Chelsea Hotel wird verkauft:Die wilden Zeiten sind vorbei

Arthur Miller hat sich hier mit Marilyn gestritten, Bob Dylan verewigte es in einem Song, Edie Sedgwick steckte das Mobiliar in Brand: Nun soll das Chelsea Hotel in New York, Wallfahrstort des Pop, verkauft werden.

Jörg Häntzschel

Es ist einer der größten Wallfahrtsorte des Pop. Doch im Gegensatz zum Zebrastreifen auf der Abbey Road oder dem Grab von Jim Morrison auf dem Pariser Friedhof Père Lachaise kann man im New Yorker Chelsea Hotel übernachten. Auch wenn man beim Frühstück kaum den nächsten Bob Dylan entdecken wird: Die Gemeinde aus ergrauten Dauermietern und Post-Bohemiens, die für Folk und Punk zu spät geboren wurden, hält sein Erbe und das der vielen anderen berühmten Bewohner in Ehren.

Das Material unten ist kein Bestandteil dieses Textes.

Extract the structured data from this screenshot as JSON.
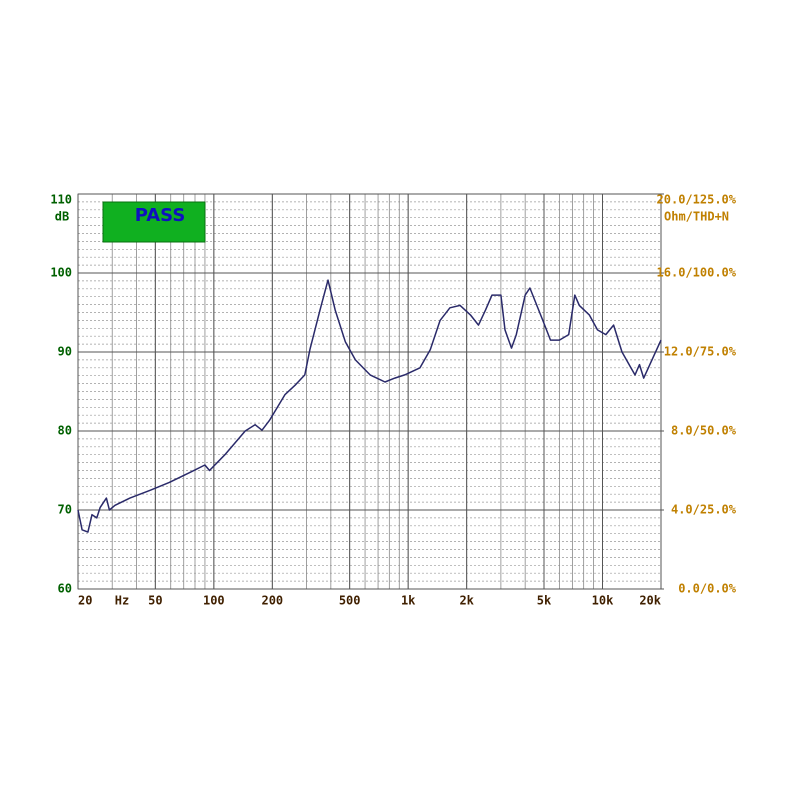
{
  "chart_data": {
    "type": "line",
    "badge": "PASS",
    "ylabel": "dB",
    "xlabel": "Hz",
    "y2label": "Ohm/THD+N",
    "log_x": true,
    "grid": true,
    "color": "#2a2a6a",
    "xlim": [
      20,
      20000
    ],
    "xticks": [
      20,
      50,
      100,
      200,
      500,
      {
        "value": 1000,
        "label": "1k"
      },
      {
        "value": 2000,
        "label": "2k"
      },
      {
        "value": 5000,
        "label": "5k"
      },
      {
        "value": 10000,
        "label": "10k"
      },
      {
        "value": 20000,
        "label": "20k"
      }
    ],
    "ylim": [
      60,
      110
    ],
    "yticks": [
      60,
      70,
      80,
      90,
      100,
      110
    ],
    "y2lim": [
      0,
      20
    ],
    "y2ticks": [
      {
        "value": 0,
        "label": "0.0/0.0%"
      },
      {
        "value": 4,
        "label": "4.0/25.0%"
      },
      {
        "value": 8,
        "label": "8.0/50.0%"
      },
      {
        "value": 12,
        "label": "12.0/75.0%"
      },
      {
        "value": 16,
        "label": "16.0/100.0%"
      },
      {
        "value": 20,
        "label": "20.0/125.0%"
      }
    ],
    "x": [
      20,
      21,
      22.5,
      23.6,
      25,
      26,
      28,
      29,
      31,
      37,
      47,
      59,
      76,
      90,
      95,
      114,
      145,
      163,
      177,
      194,
      232,
      262,
      294,
      312,
      352,
      387,
      421,
      475,
      535,
      637,
      760,
      854,
      960,
      1150,
      1300,
      1460,
      1640,
      1850,
      2090,
      2300,
      2500,
      2700,
      3000,
      3150,
      3400,
      3600,
      4000,
      4230,
      4930,
      5400,
      6000,
      6700,
      7200,
      7600,
      8550,
      9420,
      10400,
      11400,
      12600,
      14000,
      14700,
      15500,
      16300,
      20000
    ],
    "values": [
      70,
      67.5,
      67.2,
      69.4,
      69,
      70.3,
      71.5,
      70,
      70.6,
      71.5,
      72.5,
      73.5,
      74.8,
      75.7,
      75,
      77,
      80,
      80.8,
      80.1,
      81.4,
      84.6,
      85.8,
      87.1,
      90.3,
      95.3,
      99.1,
      95.3,
      91.3,
      89,
      87.1,
      86.2,
      86.7,
      87.1,
      88,
      90.3,
      94,
      95.6,
      95.9,
      94.7,
      93.4,
      95.3,
      97.2,
      97.2,
      92.8,
      90.5,
      92.2,
      97.2,
      98.1,
      94,
      91.5,
      91.5,
      92.2,
      97.2,
      95.9,
      94.7,
      92.8,
      92.2,
      93.4,
      90,
      88,
      87.1,
      88.4,
      86.7,
      91.5
    ]
  }
}
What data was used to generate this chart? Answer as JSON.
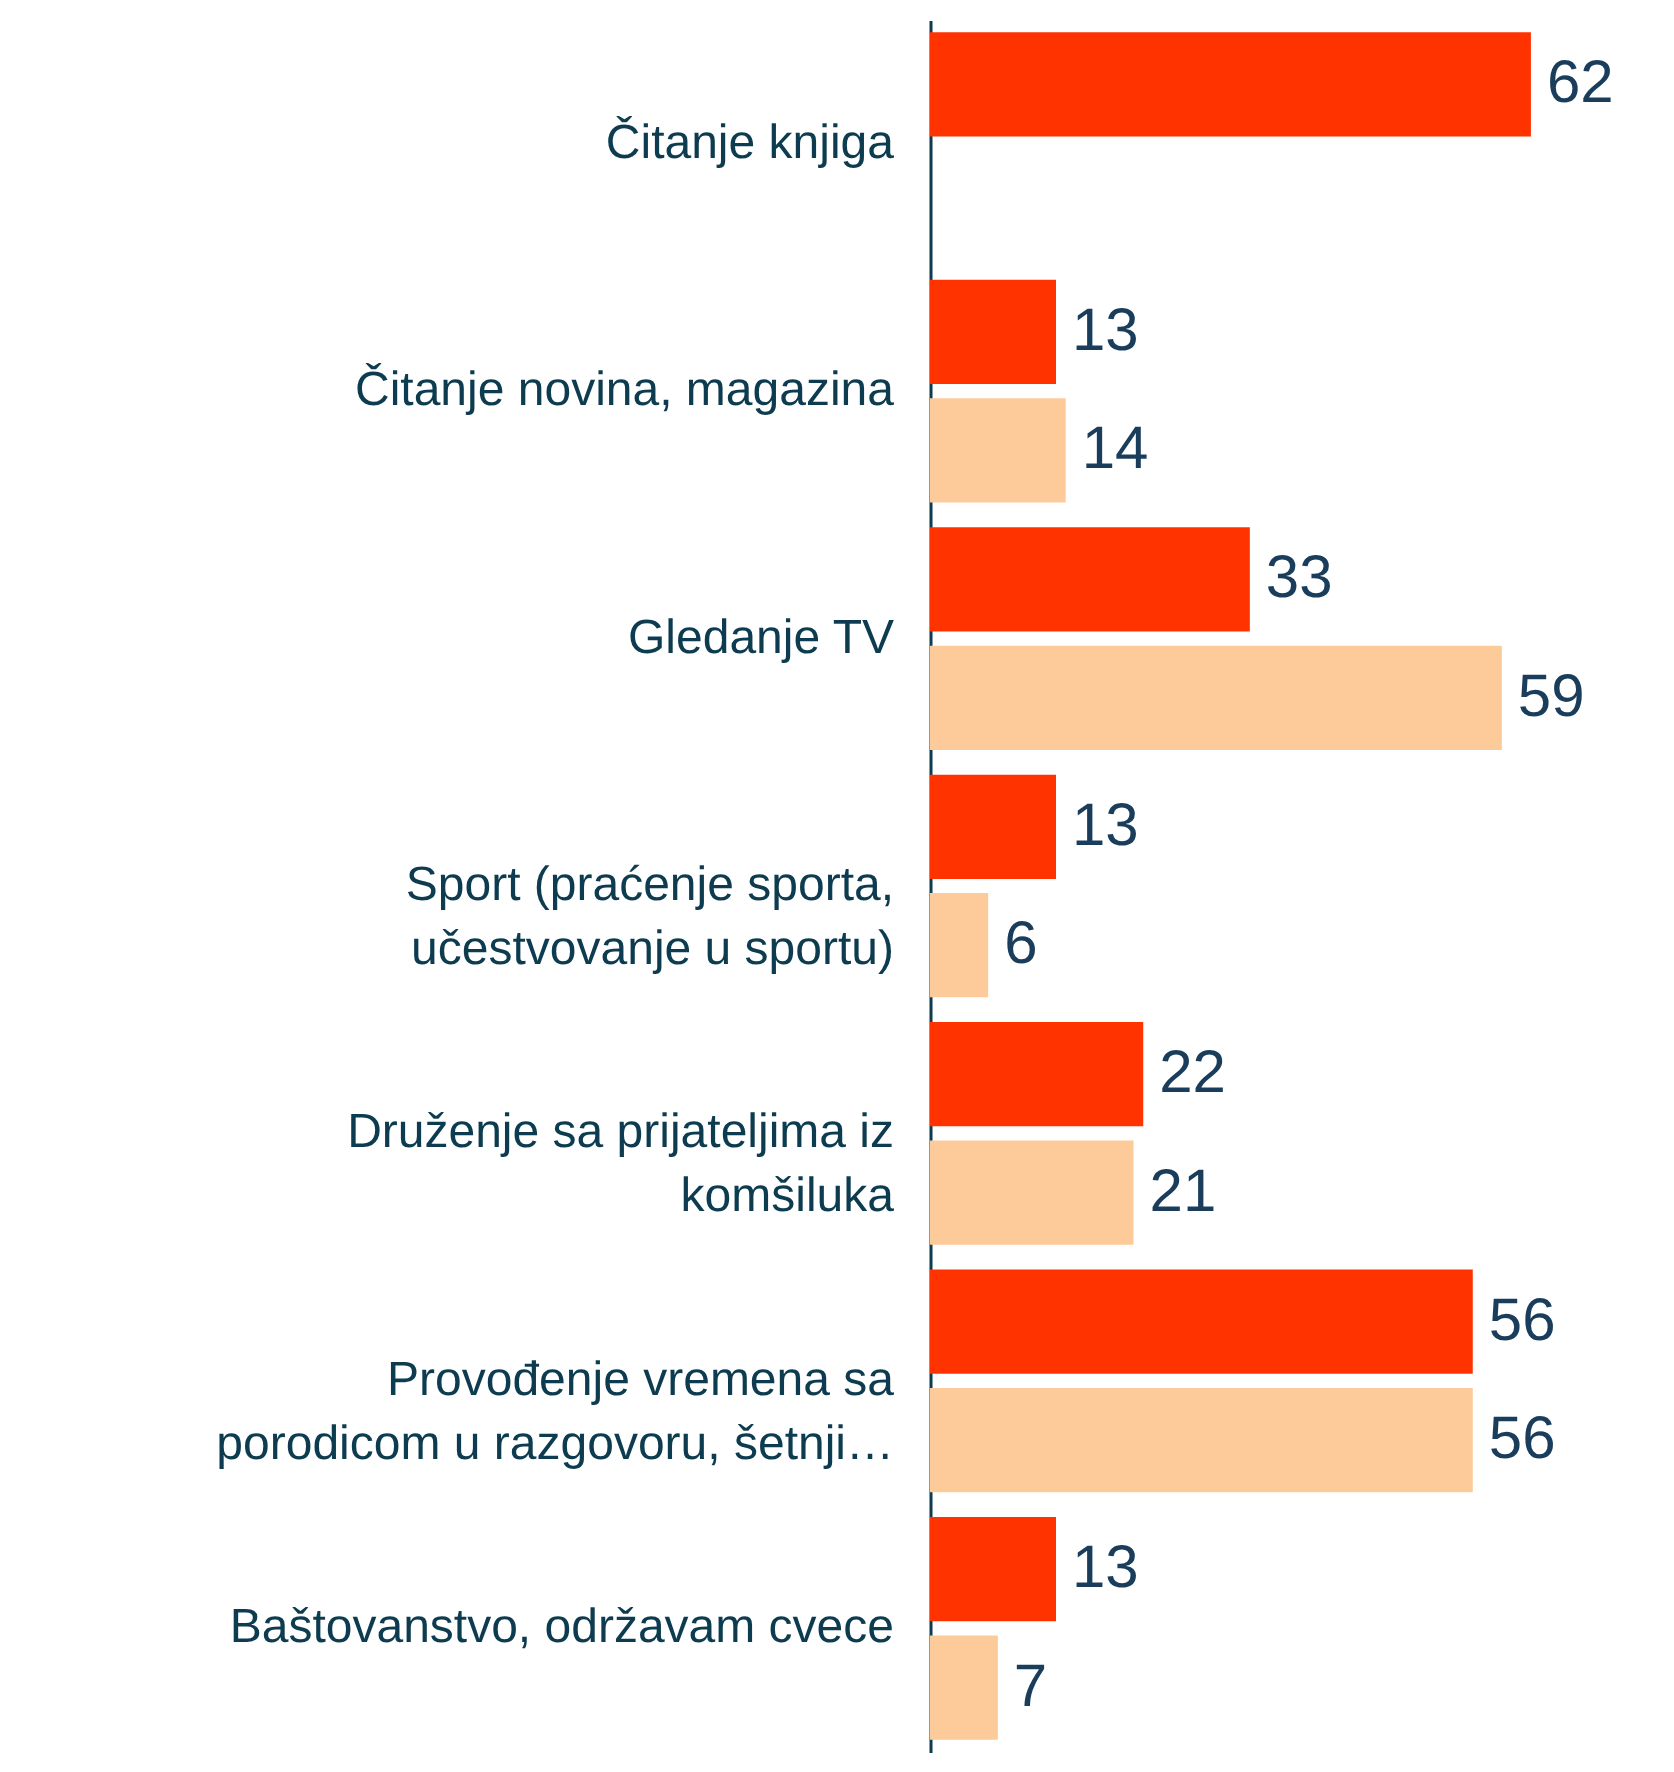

People are seen on the sidewalk outside the Chelsea Hotel on West 23rd Street in New York

Im Gegensatz zum Zebrastreifen auf der Abbey Road oder dem Grab von Jim Morrison auf dem Pariser Friedhof Père Lachaise kann man hier übernachten: Das New Yorker Chelsea Hotel.

(Foto: Reuters)

Nun jedoch droht dem blühenden Anachronismus an der 23. Straße das Ende. Die Familien, denen das Hotel seit 65 Jahren gehört, wollen verkaufen. "Es ist Zeit, dass ein neuer Besitzer mit innovativen Ideen das Chelsea revitalisiert", sagte Paul Brounstein, einer ihrer Sprecher. Und ergänzte eilig: "Egal, wer es besitzt, das Chelsea bleibt immer das Chelsea." Doch die Firma, die den Verkauf abwickeln soll, schreibt auf ihrer Website etwas "von potentiellen Redevelopment- und Repositionierungsstrategien", die das Hotel biete. Das klingt nicht gut.

Gebaut wurde der Backsteinkoloss 1884 als Apartmentgebäude. Mit seinen zwölf Stockwerken war es das höchste Haus von Manhattan. Von da an ging es dann abwärts. 1905 wurde es in eines jener New Yorker Hotels umgewandelt, in denen man eine Nacht bleiben kann oder für immer. Außer Mark Twain und Sarah Bernhardt lebten hier vor allem Seeleute, Immigranten und Verlassene.

Doch seit 1939 der ungarische Einwanderer David Bard das Hotel übernahm, entwickelte es sich zu einer Art vertikalem Quartier Latin. Der Schriftsteller Thomas Wolfe und der Dramatiker Eugene O'Neill lebten hier, dann kamen Edith Piaf und Gore Vidal, Tennessee Williams und Willem de Kooning.

Leben mit Legenden

Begründet wurde der Mythos des Chelsea in den Sechzigern. Bob Dylan sang davon, wie er hier "Sad-Eyed Lady of the Lowlands" schrieb; Leonard Cohen schmachtete mit seinem sterbenstraurigen "Chelsea Hotel No. 2" Janis Joplin nach; Andy Warhol drehte "Chelsea Girls". Arthur Miller stritt mit Marilyn Monroe, Edie Sedgwick steckte mit ihren Zigaretten das Mobiliar in Brand. 1978 erstach Sid Vicious von den Sex Pistols in Zimmer 100 seine Freundin Nancy Spungen, bevor er wenig später im selben Bett an einer Überdosis starb.

Wen kümmerte es angesichts von so viel Geschichte, dass der Komfort auf der Strecke blieb? In den Fluren des Hotels fühlt man sich wie in einer Behörde in Budapest. Heizung und Aufzüge sind seit Jahrzehnten nicht erneuert worden. Und die Bilder in der Lobby, mit denen verarmte Künstler dem vor drei Jahren geschassten Hotelmanager Stanley Bard die Zimmermiete bezahlten, sind auch nicht alle Weltklasse.

Dass die Besitzer irgendwann verkaufen würden, war absehbar. Ebenso unausweichlich scheint die Zukunft des Chelsea als Boutique-Hotel. Man sieht sie schon vor sich, die sorgfältig präparierten Funde aus den wilden Zeiten, die die frischgestrichenen Wände schmücken. Noch letzte Woche beklagte Ed Hamilton, der den Chelsea-Hotel-Blog "Living with Legends" schreibt, dass ein im Hotel gedrehter Levis-Spot die Underground-Kulisse des Chelsea für Jeanswerbung ausbeute. Der Mann hatte Sorgen! Seitdem hat man nichts mehr von ihm gehört.